Before the vials are filled with samples from the field, each is flushed with helium twice then evacuated, Caramanica said. When returned to the lab, those vials are placed on the gas chromatograph in an auto-sampler and samples are run through three different detectors to determine the amount of nitrous oxide, carbon dioxide and methane.
He said each sample takes approximately five minutest to test. With the auto-sampler, they can collect 128 samples and load them in the trays for processing and then come back the next day and collate the data.
The researchers explained that samples are taken in 15-minute intervals from various locations throughout a pen: at time of chamber placement, at 15 minutes and 30 minutes to determine the buildup of emissions.
“This work area will focus primarily on nitrous oxide,” Casey said.
Nitrous oxide has approximately 310 times the global warming potential of carbon dioxide, he said. It is produced as a part of the nitrogen cycle through the microbial processes of nitrification and denitrification, which are responsible for converting organic nitrogen in livestock manure and urine to inorganic forms that are absorbed and used by plants.

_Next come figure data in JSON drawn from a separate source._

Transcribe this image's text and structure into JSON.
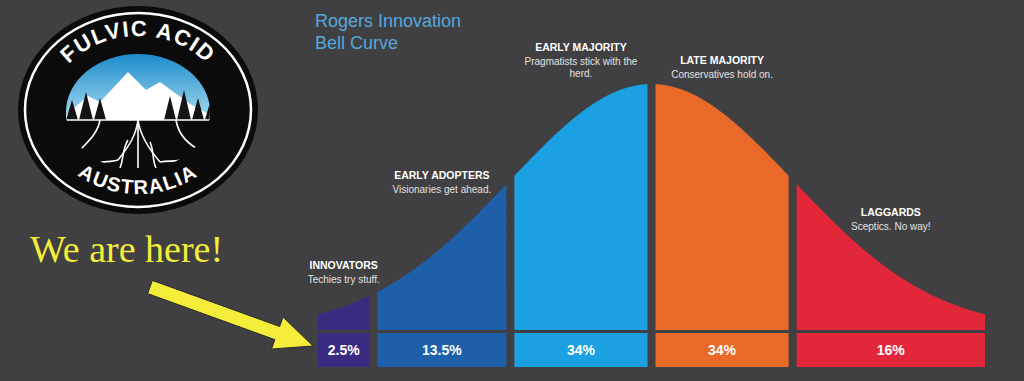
{
  "logo": {
    "top_text": "FULVIC ACID",
    "bottom_text": "AUSTRALIA"
  },
  "chart_data": {
    "type": "area",
    "title": "Rogers Innovation Bell Curve",
    "annotation": "We are here!",
    "categories": [
      "INNOVATORS",
      "EARLY ADOPTERS",
      "EARLY MAJORITY",
      "LATE MAJORITY",
      "LAGGARDS"
    ],
    "descriptions": [
      "Techies try stuff.",
      "Visionaries get ahead.",
      "Pragmatists stick with the herd.",
      "Conservatives hold on.",
      "Sceptics. No way!"
    ],
    "values": [
      2.5,
      13.5,
      34,
      34,
      16
    ],
    "value_labels": [
      "2.5%",
      "13.5%",
      "34%",
      "34%",
      "16%"
    ],
    "colors": [
      "#3a2a80",
      "#1d5fa8",
      "#1ba0e2",
      "#e96a28",
      "#e2273a"
    ],
    "data_labels": true,
    "tick_labels": false
  }
}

Casey said there are many other sources of nitrous oxide, but his study is only concerned with the feed yard. The three primary objectives of their study are:
- Detect and quantify greenhouse gas emissions from beef cattle feedlot manure management systems, especially nitrous oxide, for its greater capacity to absorb the Earth’s radiative energy.
- Establish baseline flux rates of greenhouse gases produced by local feedlots.
- Help establish manure-management techniques that contribute to fewer emissions.
“We want to try to understand how much is being emitted,” Casey said. “But we also expect to see a substantial variation across the feed yard and over time, so we want to understand the mechanisms that control the emissions.”
In addition to testing under wet and dry conditions, the study will be long-term to enable testing through different seasons, and then also a section of a feed yard pen pad will be lifted and taken to a greenhouse where conditions can be manipulated to determine mechanistically what is happening, Casey said.
“It may take us several years to get a reasonable handle on the mechanisms,” he said. “In three to six months we will have spatial variability within the pens measured, but then we need to have the seasonal variability figured also.”
Casey said their small-scale chamber work will be supplemented by collaborative work with Dr. Brock Faulkner, a Texas A&M University research assistant professor in College Station, who has an open-path Fourier transform infrared spectrometer unit.
In Faulkner’s work, the spectrometer is placed at one end of the downwind edge of the feed yard and an infrared light source is placed at the other end and it measures the target gas concentrations along the path between the two, Casey said. By running both tests in the same feed yard, they can get a feel for how the results compare.
“We are part of a larger effort to quantify what emissions of greenhouse gas are from feed yards,” he said. “We want to understand the variability and circumstances that create the greatest emissions and determine methodologies that identify the right numbers. Then we want to help identify management practices that can keep them at the lowest possible levels.”